National Women’s Day 2021 in South Africa National In South Africa, Women’s Day is a strong day for equal rights. August is Women’s Month in South Africa, and August 9th is designated as Women’s Day.
Women’s Day honors women’s strength and perseverance, as well as their contributions to society and country. Women’s Day is part of Women’s Month in South Africa, which gives a chance to honor previous generations.
Women’s Day is a significant day for promoting for equality.
National Women’s Day is a South African public holiday commemorating the 1956 march of approximately 20,000 women to the Union Buildings in Pretoria to present a petition containing over 100,000 signatures opposing the country’s pass laws, which required South Africans defined as “black” under The Population Registration Act to carry an internal passport, known as a pass, which served to maintain population registration.
During the apartheid era, apartheid was used to maintain segregation, restrict urbanization, and manage migrant labor. Members of the Federation of South African Women (FSAW) marched against the Apartheid regime in 1956. Mothers, daughters, sisters, and friends joined the protest to say enough is enough and to bring about change. They did not only march, but they also stood outside.
The Federation of South African Women was launched in Johannesburg in 1954 as the first attempt to establish a broad-based women’s organization.
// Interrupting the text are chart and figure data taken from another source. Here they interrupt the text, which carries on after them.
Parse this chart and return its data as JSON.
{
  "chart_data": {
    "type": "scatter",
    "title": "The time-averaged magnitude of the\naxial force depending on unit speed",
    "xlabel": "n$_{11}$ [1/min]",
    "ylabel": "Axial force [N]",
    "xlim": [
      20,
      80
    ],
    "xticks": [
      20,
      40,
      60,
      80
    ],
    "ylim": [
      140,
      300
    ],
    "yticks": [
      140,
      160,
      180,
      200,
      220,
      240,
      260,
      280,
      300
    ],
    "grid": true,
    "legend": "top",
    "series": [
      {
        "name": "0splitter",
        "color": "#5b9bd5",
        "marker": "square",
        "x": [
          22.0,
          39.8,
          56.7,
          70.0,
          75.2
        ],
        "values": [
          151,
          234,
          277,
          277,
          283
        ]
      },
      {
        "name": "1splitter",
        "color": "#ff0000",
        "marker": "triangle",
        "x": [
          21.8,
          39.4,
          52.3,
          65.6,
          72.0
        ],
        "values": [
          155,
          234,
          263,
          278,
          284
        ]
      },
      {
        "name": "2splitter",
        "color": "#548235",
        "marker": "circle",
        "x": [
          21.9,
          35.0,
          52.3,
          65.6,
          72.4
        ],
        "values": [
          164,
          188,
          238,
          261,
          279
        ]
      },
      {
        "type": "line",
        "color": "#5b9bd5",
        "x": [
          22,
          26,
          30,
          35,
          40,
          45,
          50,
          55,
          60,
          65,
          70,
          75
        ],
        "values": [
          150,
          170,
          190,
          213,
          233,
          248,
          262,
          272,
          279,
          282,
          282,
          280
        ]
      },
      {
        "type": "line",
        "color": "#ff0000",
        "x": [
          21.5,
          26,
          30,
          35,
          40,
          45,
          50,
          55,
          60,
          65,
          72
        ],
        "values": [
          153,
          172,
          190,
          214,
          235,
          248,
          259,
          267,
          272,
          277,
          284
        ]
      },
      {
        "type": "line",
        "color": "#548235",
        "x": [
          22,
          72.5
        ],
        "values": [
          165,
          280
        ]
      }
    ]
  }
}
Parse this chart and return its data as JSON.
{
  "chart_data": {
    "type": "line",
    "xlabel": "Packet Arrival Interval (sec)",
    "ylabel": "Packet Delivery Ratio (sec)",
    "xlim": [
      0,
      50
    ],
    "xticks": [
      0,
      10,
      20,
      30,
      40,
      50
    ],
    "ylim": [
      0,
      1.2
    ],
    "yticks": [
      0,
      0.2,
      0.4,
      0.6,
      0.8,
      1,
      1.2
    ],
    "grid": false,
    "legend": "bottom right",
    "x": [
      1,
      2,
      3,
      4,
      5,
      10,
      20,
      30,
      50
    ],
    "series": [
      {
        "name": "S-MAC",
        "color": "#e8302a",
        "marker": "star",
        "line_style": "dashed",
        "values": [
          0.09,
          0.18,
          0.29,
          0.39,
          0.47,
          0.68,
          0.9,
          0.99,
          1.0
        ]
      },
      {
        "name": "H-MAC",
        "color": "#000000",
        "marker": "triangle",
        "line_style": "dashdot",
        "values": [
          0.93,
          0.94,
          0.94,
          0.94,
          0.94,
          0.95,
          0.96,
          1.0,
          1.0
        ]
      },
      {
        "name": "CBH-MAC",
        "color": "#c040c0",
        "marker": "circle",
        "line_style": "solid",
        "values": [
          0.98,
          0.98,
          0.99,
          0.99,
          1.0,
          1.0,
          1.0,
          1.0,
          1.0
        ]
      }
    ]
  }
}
The group was conceptualized by Amina Cachalia (pictured above, left), Lillian Ngoyi (second from left), Ray Simons (second from right), Helen Joseph (right).
The group’s constitution stated the objectives of the Federation were to bring the women of South Africa together to secure full equality of opportunity for all women, regardless of race, color, or creed; to remove social, legal, and economic disabilities; to work for the protection of the women and children.
A Women`s Charter was written at the Federation’s first conference and called for the enfranchisement of men and women of all races; equality of opportunity in employment; equal pay for equal work; equal rights in relation to property, marriage, and children; and the removal of all laws and customs that denied women such equality. The Charter further demanded paid maternity leave, childcare for working mothers, and free and compulsory education for all South African children.